Vince nodded. “Yeah, whatever he had planned for us, I guess… I
guess something happened. It backfired maybe? I don’t know. You know what
a shithole he can be.”
“What if…” Carolyn sat down, adjusted the flashlight to point
upward. “What if, whatever got him, will come and get us?”
“Geesh, Carolyn, look who’s creepy now,” Kimmy said.
Carolyn stood up. “Hey, it’s a serious concern, don’t you
think? I mean, James is dead.” She waved her hand in his direction. “I
don’t know about you, but I don’t want to end up that way, too.”
“Okay, okay,” Vince took her in his arms. “Just calm down.
None of us is going to end up dead. Come morning, we’ll backpack out of
here, with James.”
Carolyn sighed and sobbed into Vince’s wet coat. “I didn’t
like him, you know? But I certainly didn’t want him to die.”
“I know, hon, I know.” Vince stroked her hair.
“Let’s just try and get some shut eye,” David said, unrolling
the sleeping back from his backpack. Thunder rolled, echoed through the mouth
of the cave. “That is, if we can.”
The four of them stripped to their underwear and hung their wet outer clothes
over the metal cage of the backpacks. Then they unrolled their sleeping bags
into a crude square just inside the opening of the cave.
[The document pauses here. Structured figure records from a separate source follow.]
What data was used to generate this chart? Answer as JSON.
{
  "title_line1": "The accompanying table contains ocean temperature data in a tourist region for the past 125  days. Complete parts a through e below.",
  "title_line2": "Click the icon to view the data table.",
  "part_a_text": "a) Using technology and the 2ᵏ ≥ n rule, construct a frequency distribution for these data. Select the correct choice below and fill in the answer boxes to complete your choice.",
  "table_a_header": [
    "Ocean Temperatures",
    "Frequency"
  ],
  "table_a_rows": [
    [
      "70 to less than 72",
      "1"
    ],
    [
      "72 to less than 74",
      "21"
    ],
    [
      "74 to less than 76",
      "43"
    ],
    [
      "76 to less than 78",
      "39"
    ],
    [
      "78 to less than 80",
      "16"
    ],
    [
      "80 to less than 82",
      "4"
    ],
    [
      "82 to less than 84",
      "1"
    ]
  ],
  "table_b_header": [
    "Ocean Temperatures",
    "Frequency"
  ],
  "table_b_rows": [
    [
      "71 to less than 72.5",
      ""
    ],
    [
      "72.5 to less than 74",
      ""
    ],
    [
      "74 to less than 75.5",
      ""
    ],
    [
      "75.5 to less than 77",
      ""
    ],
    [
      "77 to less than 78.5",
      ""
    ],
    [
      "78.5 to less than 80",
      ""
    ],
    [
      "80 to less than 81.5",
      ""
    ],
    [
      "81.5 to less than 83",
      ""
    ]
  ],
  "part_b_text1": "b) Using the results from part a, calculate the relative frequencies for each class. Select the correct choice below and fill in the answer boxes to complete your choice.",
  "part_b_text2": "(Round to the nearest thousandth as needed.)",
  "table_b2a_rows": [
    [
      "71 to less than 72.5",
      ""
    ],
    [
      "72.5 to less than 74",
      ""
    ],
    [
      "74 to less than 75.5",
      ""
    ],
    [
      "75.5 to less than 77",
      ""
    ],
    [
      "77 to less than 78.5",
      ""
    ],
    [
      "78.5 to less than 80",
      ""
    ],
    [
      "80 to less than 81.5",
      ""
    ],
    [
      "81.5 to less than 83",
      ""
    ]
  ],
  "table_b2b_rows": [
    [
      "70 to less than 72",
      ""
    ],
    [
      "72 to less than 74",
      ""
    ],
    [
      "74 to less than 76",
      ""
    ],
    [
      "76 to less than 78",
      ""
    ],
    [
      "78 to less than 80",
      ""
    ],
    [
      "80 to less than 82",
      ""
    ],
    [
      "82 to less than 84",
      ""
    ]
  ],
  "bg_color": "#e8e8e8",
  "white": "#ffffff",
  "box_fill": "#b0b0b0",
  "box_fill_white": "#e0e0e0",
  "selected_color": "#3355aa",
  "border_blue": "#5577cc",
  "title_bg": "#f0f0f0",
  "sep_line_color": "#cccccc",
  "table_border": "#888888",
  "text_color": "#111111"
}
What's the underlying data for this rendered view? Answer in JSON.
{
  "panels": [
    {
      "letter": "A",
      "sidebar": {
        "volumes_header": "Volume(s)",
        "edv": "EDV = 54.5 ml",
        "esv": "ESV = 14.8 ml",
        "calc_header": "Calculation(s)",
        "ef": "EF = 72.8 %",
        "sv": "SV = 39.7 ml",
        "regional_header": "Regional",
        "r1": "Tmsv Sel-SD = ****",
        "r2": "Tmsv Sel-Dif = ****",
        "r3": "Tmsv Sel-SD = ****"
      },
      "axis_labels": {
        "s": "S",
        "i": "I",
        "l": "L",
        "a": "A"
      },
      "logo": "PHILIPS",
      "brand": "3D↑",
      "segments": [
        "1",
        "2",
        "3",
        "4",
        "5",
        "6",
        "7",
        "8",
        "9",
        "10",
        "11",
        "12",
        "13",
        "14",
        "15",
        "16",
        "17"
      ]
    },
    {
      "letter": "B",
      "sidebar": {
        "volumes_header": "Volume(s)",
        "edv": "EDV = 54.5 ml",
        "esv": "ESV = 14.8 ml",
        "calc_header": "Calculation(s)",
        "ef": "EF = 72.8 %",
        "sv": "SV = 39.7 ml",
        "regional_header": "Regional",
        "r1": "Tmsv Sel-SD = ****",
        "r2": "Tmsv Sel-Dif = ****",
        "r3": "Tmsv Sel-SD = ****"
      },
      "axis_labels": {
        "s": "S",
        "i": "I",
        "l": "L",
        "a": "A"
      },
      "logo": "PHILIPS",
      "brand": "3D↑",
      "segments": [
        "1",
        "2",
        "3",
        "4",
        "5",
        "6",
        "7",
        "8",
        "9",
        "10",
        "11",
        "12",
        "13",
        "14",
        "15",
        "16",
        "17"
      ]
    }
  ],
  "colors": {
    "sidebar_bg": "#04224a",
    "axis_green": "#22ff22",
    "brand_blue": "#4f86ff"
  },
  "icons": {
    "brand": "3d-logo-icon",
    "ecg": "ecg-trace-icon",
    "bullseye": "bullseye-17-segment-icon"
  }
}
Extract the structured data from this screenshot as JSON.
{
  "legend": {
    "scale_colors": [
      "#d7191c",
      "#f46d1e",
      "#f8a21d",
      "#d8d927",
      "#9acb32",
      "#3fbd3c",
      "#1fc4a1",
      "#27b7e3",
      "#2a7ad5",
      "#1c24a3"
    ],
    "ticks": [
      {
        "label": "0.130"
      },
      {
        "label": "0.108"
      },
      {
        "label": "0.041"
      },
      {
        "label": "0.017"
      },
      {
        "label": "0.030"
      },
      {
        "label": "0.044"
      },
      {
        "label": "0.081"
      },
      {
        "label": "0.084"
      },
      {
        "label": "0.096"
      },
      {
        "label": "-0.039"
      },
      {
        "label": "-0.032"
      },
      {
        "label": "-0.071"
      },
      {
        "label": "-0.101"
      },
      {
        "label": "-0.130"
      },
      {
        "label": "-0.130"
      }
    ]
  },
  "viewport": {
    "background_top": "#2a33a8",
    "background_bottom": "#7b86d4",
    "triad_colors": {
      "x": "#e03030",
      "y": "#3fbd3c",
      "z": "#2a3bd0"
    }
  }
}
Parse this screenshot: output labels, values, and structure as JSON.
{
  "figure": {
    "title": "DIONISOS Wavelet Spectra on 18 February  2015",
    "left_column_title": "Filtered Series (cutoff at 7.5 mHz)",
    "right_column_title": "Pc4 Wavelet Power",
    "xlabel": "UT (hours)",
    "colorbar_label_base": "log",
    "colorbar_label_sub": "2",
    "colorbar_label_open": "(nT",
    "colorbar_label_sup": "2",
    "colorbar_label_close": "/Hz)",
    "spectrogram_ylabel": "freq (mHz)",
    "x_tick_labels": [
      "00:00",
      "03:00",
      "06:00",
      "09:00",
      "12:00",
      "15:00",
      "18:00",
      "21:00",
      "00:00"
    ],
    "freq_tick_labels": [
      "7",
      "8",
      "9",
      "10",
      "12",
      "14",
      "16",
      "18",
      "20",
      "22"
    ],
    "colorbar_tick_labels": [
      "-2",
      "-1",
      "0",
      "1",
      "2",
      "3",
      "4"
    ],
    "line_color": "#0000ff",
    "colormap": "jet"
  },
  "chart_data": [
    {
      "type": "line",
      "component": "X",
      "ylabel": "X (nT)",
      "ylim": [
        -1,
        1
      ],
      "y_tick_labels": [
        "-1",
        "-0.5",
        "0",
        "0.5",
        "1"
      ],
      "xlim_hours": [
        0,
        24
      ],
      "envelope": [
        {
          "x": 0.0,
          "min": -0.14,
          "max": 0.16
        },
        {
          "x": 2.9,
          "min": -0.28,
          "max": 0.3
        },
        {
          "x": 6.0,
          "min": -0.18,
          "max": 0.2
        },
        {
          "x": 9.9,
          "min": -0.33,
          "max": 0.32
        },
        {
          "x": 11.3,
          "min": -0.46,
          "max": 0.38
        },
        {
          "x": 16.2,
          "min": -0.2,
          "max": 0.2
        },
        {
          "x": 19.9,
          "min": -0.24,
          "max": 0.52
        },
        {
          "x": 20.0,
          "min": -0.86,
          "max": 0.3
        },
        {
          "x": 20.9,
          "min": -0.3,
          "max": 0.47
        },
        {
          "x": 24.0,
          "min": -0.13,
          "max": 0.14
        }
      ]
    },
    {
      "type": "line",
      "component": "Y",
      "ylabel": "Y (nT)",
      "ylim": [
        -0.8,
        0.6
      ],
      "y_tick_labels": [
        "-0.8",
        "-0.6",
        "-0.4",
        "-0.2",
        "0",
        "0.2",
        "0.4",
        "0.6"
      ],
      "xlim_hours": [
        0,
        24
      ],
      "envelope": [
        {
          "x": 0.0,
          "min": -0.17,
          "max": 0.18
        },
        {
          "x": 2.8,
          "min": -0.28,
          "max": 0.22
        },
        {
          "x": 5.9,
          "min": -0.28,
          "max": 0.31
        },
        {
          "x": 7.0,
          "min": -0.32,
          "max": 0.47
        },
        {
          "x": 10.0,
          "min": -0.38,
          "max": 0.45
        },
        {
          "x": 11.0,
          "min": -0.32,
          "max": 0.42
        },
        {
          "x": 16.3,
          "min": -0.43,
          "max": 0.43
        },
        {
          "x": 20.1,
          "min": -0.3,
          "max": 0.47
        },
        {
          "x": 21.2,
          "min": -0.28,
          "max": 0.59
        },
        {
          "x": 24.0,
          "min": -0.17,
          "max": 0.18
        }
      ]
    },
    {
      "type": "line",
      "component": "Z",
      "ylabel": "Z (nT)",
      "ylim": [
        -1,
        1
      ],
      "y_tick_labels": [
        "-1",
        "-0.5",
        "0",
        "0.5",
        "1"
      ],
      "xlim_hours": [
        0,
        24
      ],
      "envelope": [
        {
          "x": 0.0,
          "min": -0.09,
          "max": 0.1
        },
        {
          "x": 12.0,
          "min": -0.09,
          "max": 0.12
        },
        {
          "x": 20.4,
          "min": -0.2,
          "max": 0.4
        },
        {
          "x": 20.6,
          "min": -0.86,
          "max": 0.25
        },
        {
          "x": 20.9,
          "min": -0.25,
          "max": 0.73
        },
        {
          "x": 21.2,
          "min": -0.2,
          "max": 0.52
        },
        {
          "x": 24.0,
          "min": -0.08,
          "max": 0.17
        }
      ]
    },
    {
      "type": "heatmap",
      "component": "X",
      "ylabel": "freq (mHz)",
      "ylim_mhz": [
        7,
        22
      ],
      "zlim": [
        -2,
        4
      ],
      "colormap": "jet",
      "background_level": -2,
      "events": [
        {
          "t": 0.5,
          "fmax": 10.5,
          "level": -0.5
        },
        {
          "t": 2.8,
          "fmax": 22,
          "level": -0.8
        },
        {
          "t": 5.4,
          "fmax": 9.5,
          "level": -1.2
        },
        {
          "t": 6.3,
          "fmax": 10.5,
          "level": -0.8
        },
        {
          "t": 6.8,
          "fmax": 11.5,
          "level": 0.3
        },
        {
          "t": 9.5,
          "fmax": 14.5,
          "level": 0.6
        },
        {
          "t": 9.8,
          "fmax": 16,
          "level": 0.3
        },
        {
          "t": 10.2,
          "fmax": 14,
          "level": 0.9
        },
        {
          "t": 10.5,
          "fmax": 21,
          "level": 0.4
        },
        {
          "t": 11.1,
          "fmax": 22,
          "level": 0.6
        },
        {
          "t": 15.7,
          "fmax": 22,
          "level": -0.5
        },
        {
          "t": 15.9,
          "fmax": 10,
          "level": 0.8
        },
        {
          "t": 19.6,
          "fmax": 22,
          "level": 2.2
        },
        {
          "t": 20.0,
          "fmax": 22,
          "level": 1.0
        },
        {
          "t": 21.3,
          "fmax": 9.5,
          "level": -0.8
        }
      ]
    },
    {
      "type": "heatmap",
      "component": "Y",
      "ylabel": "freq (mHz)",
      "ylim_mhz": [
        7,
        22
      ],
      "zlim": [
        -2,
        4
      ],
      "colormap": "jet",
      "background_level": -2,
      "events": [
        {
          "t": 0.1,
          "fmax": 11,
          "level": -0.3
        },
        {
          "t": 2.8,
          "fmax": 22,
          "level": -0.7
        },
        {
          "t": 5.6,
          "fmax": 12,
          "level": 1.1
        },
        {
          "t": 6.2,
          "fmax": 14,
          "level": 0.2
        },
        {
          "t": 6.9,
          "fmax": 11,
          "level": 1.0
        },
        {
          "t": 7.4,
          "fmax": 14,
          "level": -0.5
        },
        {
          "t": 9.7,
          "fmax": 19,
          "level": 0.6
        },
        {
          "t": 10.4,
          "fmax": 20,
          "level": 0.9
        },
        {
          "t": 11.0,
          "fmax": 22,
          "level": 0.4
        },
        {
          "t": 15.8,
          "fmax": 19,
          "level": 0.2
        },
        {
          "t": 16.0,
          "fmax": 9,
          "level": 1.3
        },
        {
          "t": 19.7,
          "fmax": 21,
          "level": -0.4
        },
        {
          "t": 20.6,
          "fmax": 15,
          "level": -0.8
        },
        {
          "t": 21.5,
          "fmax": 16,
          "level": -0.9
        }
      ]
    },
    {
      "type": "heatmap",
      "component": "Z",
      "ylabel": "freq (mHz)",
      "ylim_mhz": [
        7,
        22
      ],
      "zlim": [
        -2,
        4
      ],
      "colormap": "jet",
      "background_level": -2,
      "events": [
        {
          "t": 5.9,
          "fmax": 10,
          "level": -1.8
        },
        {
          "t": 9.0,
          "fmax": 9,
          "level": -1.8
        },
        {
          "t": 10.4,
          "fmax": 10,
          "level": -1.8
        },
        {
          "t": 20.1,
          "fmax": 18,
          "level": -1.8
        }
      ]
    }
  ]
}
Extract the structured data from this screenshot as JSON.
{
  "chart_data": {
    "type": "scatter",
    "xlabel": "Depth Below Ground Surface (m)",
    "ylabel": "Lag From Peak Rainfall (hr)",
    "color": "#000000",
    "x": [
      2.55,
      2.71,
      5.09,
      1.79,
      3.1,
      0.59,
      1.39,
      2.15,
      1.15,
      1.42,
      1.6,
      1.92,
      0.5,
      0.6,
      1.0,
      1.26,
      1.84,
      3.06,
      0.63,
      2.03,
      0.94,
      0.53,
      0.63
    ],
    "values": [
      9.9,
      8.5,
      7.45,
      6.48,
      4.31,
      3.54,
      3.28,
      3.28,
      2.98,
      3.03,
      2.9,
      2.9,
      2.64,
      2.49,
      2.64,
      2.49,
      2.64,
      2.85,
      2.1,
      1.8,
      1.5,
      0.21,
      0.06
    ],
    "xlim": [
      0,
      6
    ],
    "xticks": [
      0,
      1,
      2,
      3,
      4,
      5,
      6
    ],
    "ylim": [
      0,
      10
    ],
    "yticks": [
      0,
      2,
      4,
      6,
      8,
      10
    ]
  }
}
“You think he’s alright over there?” Kimmy shone her flashlight
on James, who lay just as Vince had left him. Beyond him, the cave snaked deeper
into the earth. Once in a while, a light breath of sulfur reached them through
it.
“Well, he’s not going anywhere, that’s for sure,” David
said, bringing the sleeping bag up under his chin.
But when morning came, everyone saw that David, was wrong.